Forget what Mom said about refusing rides from strangers. With gas prices skyrocketing, hopping into a random car might be one of your cheaper and greener commuting options. It’s how thousands of people in cities like Washington, DC; Berkeley, California; and Houston, Texas, get to and from work every day. Drivers pull up to a pickup point, and ride-seekers hop in the first car heading near their destination. The system, called “slugging” in DC (after the name bus drivers give passengers who use fake, or slug, coins to steal rides), started in the ’70s when the government introduced high-occupancy vehicle (HOV) lanes. Drivers cruise the fast lane, “slugs” get a free ride and everyone spends less time in traffic.

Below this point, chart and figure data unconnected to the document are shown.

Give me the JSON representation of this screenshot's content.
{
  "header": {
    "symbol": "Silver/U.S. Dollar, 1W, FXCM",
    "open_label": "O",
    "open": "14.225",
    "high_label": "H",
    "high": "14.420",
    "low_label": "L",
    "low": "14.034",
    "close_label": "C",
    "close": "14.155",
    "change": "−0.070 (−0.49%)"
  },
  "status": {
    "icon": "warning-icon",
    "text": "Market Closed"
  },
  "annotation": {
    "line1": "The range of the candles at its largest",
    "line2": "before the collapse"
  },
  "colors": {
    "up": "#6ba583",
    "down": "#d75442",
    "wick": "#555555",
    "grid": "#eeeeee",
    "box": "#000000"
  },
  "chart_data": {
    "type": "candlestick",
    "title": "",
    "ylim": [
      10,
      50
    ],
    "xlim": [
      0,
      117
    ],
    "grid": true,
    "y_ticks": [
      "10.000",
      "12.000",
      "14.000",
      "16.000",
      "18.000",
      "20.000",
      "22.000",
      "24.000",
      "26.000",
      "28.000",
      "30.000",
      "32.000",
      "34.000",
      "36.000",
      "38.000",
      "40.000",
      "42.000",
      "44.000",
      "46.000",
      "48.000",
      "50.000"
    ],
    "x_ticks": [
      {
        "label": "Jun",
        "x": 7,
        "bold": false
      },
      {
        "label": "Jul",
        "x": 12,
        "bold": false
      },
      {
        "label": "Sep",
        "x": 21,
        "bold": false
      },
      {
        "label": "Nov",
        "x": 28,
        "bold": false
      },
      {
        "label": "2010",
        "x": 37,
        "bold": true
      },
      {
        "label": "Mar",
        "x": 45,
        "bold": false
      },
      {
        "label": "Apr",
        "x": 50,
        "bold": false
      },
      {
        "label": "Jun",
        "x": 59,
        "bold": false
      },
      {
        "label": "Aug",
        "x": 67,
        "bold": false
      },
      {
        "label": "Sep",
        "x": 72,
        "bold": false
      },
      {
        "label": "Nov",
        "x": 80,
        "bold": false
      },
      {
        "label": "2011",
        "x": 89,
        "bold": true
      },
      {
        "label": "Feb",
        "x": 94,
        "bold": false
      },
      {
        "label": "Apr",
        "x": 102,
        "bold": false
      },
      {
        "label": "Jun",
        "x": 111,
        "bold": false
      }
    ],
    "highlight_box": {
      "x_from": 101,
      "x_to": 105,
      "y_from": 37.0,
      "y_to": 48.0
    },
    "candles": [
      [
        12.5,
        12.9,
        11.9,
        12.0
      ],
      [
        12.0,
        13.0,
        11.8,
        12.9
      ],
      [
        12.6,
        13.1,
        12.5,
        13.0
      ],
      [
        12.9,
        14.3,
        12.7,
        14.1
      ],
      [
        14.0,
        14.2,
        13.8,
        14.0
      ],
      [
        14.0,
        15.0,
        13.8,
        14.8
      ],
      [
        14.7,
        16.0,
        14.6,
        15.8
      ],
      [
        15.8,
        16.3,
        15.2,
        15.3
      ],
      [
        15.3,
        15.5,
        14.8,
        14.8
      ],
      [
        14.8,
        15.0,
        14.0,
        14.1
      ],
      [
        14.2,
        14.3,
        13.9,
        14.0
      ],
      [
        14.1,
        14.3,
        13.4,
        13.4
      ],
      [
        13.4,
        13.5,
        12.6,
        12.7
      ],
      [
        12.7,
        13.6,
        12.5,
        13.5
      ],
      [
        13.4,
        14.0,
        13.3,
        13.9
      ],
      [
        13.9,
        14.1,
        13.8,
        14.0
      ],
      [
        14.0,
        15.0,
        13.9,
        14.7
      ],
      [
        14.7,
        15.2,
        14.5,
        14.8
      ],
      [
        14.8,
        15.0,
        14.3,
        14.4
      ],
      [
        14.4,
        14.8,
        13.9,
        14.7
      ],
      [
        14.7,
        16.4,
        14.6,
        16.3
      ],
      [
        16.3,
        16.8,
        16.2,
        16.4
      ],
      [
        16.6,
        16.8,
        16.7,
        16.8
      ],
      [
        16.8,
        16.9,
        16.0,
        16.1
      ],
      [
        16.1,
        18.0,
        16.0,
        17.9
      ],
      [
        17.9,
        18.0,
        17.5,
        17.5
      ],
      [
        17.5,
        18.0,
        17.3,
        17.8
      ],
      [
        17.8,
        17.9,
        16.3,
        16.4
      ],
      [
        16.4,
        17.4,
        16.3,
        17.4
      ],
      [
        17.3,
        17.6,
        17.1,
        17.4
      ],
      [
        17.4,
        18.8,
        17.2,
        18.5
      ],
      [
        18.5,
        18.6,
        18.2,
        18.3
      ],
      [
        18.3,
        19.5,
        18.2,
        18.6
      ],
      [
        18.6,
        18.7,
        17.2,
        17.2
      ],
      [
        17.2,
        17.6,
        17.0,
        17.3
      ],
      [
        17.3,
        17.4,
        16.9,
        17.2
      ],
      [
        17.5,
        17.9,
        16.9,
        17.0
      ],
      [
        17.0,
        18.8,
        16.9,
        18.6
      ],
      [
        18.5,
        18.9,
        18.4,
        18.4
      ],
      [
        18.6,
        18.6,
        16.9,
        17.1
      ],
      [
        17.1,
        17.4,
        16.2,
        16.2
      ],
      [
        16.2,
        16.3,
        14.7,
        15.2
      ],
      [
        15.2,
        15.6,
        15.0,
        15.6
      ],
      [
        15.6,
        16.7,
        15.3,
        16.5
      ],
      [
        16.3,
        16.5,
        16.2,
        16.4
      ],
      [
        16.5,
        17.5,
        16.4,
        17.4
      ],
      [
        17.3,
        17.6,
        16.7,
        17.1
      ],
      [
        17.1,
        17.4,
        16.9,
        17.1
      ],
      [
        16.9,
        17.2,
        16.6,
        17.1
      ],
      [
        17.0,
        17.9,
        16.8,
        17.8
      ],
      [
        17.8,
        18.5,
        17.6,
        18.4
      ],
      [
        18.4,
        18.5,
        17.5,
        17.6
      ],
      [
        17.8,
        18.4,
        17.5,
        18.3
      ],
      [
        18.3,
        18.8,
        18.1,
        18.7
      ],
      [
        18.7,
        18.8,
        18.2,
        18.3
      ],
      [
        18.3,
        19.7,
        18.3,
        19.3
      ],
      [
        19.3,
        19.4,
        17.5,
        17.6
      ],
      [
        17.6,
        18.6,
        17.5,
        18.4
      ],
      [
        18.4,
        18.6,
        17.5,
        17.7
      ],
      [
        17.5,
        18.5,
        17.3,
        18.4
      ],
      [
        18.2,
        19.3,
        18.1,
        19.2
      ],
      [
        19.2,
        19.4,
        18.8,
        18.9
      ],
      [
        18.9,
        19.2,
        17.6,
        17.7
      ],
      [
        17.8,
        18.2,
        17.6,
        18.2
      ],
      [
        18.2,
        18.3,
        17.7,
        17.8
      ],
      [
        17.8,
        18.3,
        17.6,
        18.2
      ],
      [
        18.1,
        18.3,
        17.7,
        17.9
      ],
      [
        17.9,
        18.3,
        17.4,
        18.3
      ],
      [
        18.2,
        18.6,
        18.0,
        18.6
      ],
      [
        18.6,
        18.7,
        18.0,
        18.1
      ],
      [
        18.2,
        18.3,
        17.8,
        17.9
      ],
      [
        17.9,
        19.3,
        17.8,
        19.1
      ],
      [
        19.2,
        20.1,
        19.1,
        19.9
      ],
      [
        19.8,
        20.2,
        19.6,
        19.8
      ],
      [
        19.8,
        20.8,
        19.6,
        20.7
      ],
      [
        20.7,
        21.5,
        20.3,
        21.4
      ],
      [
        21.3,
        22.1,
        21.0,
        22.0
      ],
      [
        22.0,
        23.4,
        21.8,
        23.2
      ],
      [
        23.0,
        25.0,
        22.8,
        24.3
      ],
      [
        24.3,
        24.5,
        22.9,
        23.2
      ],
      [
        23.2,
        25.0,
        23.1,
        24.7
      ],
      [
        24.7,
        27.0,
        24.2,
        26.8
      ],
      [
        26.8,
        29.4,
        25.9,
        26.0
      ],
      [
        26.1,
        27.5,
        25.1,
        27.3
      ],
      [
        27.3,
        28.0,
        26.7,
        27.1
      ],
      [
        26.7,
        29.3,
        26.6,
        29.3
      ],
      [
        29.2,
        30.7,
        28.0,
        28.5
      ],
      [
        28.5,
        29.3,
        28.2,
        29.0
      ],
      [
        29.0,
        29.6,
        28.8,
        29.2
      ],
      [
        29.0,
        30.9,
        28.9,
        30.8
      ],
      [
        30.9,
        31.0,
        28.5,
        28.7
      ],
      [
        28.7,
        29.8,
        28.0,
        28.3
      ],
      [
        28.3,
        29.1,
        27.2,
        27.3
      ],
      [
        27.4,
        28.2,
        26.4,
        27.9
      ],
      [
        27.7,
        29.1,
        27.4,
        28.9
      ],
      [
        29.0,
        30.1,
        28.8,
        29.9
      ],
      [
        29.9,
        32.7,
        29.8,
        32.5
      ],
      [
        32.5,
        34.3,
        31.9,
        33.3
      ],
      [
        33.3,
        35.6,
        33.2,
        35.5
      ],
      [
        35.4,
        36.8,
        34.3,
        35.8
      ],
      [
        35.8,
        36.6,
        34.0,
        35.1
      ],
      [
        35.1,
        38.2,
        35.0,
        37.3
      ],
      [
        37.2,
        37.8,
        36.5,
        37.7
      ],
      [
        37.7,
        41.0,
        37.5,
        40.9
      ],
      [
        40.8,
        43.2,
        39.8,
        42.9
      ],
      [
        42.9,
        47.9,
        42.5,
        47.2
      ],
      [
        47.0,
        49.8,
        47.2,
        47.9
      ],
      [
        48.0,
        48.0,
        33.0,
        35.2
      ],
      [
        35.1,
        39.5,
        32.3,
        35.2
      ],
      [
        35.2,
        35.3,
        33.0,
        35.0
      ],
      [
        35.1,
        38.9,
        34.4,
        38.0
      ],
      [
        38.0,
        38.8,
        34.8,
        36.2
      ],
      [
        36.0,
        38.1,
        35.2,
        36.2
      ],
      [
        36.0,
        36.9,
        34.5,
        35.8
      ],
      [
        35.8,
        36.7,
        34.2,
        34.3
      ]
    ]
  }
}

There are unspoken rules, of course— slugs may not initiate conversation, or ask for a radio station change or temperature adjustment. Drivers can’t ask for money, and a gentleman slug never leaves a lady alone in the pickup line.

Eco as it seems, slugging has drawn some controversy. Naysayers complain that on the emissions scale, ridesharing isn’t as green as taking public transit, and slugging may put bus and train passengers back on the road. Among slugs, hybrids have a bad rep because many are exempt from HOV lane regulations.

Despite the debate, slugging is an important step away from the American auto dream—every driver cruising alone in a huge, impregnable car—toward greener driving based on sharing. “It used to be just about saving money and time,” says slug Lynne McCune. “But now more and more people are looking at it environmentally. I feel like I’m doing my part.”